B. – Habitus pseudo-isométrique (trapu) – Type II.

La chance d’observer un cristal idiomorphe isolé n’est pas grande (photo 1). Toutefois, la photo 6 reproduit aussi un tel exemplaire (cerclé). Cet échantillon a joué pour nous le rôle de pierre de Rosette. Les cristaux du type II ne subissent aucun aplatissement. La figure (Fig. 4) suggère la nature de cet habitus. En fait, cet exemple complète bien l’étude de la morphologie

de la derriksite, en ce sens qu’on y observe la partie inférieure du cristal de derriksite. Le pinacoïde {100} montre le faisceau de stries qui permet ainsi l’orientation du cristal. La partie supérieure reprend à notre avis, la morphologie déterminée par Cesbron, avec la pyramide orthorhombique {121} (qui est certainement la forme la plus fréquente) et le pinacoïde {010} qui prend ici l’aspect pentagonal irrégulier. Nous estimons que la partie inférieure résulterait de troncatures induites par la pyramide orthorhombique {21-1} terminant l’allongement inférieur du cristal selon l’axe c. Une troncature droite de deux arêtes inférieures est réalisée par le dôme {01-1}, conférant au cristal son second aspect typique et soulignant l’hémiédrie pyramidale mm2 de la derriksite. Sur certains cristaux, cette dernière forme bien appuyée en modifie nettement l’aspect.


Un autre dessin
(Fig. 5) représente le cristal précédent dans son orientation conventionnelle. En relation avec la valeur du paramètre b, il est relativement allongé selon cette direction

La photo 1 est perpendiculaire à la face (010) (rotation de 90° du dessin (Fig. 5).

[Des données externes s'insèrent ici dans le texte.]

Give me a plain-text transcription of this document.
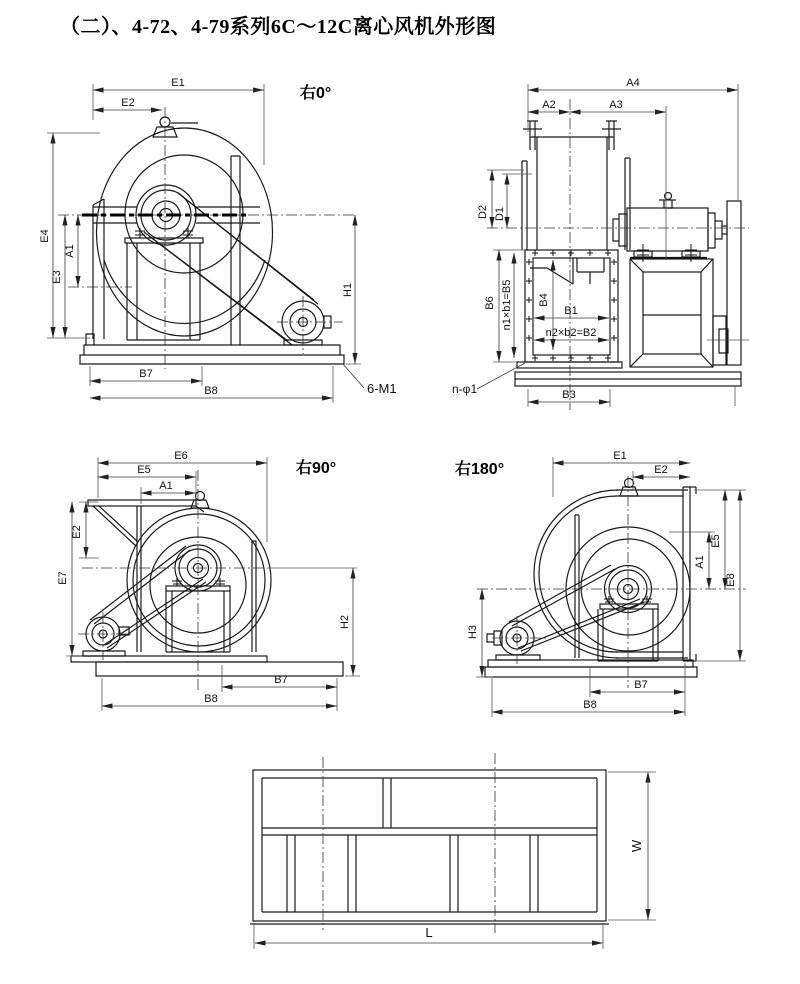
（二）、4-72、4-79系列6C～12C离心风机外形图
E1
E2
E4
E3
A1
H1
B7
B8	6-M1
右0°
A4
A2	A3
D2 D1
B6 n1×b1=B5 B4
B1
n2×b2=B2
B3
n-φ1
E6
E5
A1
E2
E7
H2
B7
B8
右90°
E1
E2
E5
A1
E8
H3
B7
B8
右180°
W
L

L’agrégation des cristaux de ce second type crée de petits enduits microcristallins ressemblant à de petits grenats entremêlés.

Remarque : il existe d’autres formes secondaires non déterminées qui modifient l’aspect de la derriksite. La monotonie n’est pas de mise devant un tel minéral, malheureusement rare et de faible taille…

 

STRUCTURE : 

Le cristal est constitué de couches d’octaèdres [Cu(O,OH)6] parallèles à (010) et liés les uns aux autres par deux chaînes en zigzag de Se – U – Se, parallèles à la direction de l’axe c. Les pyramides trigonales [SeO3] et les octaèdres [UO6] complètent la structure. La nature des diverses liaisons expliquent bien le clivage parfait observé selon (010).

 

BIBLIO. :

(1) F. Cesbron, R. Pierrot et T. Verbeek, Bull. Soc. Franç. Minér. Crist., 94, 534-537 (1971).

(2) Daria Ginderow et Fabien Cesbron, Acta Cryst. C39, 1605 – 1607 (1983).

(3) R. Warin, La derriksite, extrapolation morphologique, AGAB-Minibul, Vol.36, à paraître (2003).  

Roger Warin.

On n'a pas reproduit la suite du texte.